Die Inventur der eigenen kleinen und großen Besitztümer birgt die Chance, auf neue Ideen zu kommen. Es gibt Schlimmeres, als vorübergehend auf die private Umgebung verwiesen zu sein. Es ist nur eine maßvolle Entrechtung im Vergleich zu wirklich großen Katastrophen wie Krieg, Flucht oder Folter. Wozu die viele Zeit zum Denken anstoßen könnte? Vielleicht genügten wenige, aber längere und damit intensiver erlebte Reisen, um glücklich zu sein. Vielleicht ließe sich dadurch auf ganz neue Weise wertschätzen, was an Wahrem, Schönen und Guten allein in unserer unmittelbaren Umgebung zu entdecken wäre, wenn die Krise überstanden ist: Die Museen in unserer Stadt. Die Ausflugsziele in der unmittelbaren Umgebung. Die Parks, Gärten, Kneipen, Kinos in der Nachbarschaft. Und vor allem die Menschen, die man gleich um die Ecke – und nicht Tausende von Flugkilometern entfernt treffen könnte. Auch in Zeiten anschwellender Infektionszahlen kann man mit ihnen in Kontakt bleiben. Niemand ist eine unerreichbare Insel. Das Telefon funktioniert. Die sozialen Netzwerke sind in Betrieb. Und seit Jahren war die Luft über Chinas Megastädten nicht mehr so gut wie jetzt. In Italien musizieren Menschen für andere von ihren Balkonen aus. In Deutschland hängen Schilder an Bäumen und Zäunen, die Nachbarschaftshilfe anbieten.

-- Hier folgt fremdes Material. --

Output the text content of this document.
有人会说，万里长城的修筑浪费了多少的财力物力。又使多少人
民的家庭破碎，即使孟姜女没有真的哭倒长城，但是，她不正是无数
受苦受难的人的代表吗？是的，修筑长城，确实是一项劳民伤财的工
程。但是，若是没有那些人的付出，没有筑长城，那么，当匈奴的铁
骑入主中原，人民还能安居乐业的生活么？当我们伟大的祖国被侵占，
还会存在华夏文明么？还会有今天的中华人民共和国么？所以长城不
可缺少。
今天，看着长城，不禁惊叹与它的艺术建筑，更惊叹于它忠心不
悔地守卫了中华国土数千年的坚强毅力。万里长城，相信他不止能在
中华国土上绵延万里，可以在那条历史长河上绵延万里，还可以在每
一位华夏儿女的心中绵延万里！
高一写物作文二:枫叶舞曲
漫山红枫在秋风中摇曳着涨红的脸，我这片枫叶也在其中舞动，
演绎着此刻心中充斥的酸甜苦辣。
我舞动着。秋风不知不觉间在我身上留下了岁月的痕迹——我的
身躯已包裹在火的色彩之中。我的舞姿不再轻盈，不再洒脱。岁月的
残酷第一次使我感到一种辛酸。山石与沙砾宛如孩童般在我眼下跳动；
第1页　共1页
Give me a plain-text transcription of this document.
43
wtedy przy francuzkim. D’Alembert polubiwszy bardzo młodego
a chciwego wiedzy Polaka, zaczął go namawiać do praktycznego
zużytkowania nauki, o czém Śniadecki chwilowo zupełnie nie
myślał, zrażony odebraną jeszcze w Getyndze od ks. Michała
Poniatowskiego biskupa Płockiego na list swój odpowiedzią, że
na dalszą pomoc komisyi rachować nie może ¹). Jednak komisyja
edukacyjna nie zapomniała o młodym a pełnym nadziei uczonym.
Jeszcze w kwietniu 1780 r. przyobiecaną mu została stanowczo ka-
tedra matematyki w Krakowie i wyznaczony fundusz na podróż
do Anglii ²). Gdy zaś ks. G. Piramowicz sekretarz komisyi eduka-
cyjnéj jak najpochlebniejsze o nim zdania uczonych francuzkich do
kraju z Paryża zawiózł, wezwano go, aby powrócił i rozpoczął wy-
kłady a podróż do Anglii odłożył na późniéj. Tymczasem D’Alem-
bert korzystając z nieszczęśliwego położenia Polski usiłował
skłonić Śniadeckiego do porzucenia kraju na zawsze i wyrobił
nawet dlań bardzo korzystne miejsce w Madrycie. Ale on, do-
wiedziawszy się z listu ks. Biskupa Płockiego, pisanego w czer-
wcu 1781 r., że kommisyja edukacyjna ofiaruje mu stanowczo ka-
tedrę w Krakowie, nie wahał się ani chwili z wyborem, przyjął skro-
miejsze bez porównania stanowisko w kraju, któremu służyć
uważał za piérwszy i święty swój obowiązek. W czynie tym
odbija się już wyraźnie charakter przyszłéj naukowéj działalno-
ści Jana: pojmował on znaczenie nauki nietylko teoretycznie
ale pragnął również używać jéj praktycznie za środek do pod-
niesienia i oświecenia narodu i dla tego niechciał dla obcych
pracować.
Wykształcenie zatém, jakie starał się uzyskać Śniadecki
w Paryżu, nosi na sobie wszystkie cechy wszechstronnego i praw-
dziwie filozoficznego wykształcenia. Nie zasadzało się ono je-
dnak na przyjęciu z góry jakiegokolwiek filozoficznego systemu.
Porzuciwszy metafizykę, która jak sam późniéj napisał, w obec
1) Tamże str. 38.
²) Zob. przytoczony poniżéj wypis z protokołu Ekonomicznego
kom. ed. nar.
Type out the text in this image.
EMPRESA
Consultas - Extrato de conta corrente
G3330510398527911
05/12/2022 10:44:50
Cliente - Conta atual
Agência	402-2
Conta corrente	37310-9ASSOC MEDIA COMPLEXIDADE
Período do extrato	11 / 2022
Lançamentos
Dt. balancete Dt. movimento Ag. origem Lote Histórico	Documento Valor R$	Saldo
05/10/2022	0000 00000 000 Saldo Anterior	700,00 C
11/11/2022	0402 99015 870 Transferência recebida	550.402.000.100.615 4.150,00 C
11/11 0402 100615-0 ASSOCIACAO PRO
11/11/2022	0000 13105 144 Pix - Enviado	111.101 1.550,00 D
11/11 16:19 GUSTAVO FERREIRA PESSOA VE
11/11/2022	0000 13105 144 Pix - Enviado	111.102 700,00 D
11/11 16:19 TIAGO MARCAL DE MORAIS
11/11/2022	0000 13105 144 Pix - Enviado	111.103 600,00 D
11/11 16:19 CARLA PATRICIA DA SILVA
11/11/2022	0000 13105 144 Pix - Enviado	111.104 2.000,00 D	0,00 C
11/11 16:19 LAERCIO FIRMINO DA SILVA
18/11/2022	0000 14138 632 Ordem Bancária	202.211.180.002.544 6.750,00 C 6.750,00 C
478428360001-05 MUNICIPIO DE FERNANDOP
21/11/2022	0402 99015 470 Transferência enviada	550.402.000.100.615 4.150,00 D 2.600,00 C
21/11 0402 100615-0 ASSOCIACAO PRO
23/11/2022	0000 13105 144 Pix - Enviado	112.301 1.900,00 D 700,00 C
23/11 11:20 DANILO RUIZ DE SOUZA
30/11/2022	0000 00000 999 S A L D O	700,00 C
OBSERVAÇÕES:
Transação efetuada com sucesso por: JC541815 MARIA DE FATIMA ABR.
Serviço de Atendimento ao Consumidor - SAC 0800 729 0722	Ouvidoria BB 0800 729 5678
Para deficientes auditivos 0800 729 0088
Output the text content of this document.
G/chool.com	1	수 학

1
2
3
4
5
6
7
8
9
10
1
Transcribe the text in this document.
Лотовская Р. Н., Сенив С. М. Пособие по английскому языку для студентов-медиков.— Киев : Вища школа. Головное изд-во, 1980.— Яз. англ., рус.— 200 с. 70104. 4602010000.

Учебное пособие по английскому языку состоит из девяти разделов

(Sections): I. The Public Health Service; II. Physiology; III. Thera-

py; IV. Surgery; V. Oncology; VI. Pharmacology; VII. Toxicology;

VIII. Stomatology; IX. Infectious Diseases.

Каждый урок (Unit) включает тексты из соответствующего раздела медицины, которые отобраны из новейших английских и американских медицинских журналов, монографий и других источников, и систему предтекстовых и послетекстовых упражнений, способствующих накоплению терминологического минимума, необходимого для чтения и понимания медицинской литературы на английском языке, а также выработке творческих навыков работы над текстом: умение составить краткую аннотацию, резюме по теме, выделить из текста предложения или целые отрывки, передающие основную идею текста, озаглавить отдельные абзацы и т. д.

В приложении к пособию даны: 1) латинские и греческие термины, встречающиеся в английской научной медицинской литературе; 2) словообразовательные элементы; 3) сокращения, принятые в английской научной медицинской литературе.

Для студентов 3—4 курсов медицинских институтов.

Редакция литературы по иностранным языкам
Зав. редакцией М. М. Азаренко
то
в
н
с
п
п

„Wenn man mich fragt, warum ich reise, antworte ich: Ich weiß wohl, wovor ich fliehe, aber nicht, wonach ich suche“, soll Michel de Montaigne (1533-1592) einmal gesagt haben. Auch er gehörte zu den Universalgelehrten Europas, war Jurist, Humanist, Philosoph, Skeptiker und Begründer der Essayistik.

Reisen ist etwas Wunderschönes. Vor allem, wenn es nicht allein der Zerstreuung, sondern der Begegnung dient. Wenn es nicht die Flucht vor dem Innehalten bedeutet. Vielleicht lässt sich das Glück des Reisens zukünftig viel intensiver erleben, wenn es endlich wieder erlaubt sein wird, sich auf den Weg zu machen. Die Vorfreude darauf ist nicht verboten. Erst recht nicht das Nachdenken darüber, wie das Reisen in Zeiten einer bevorstehenden Klimakatastrophe aussehen könnte.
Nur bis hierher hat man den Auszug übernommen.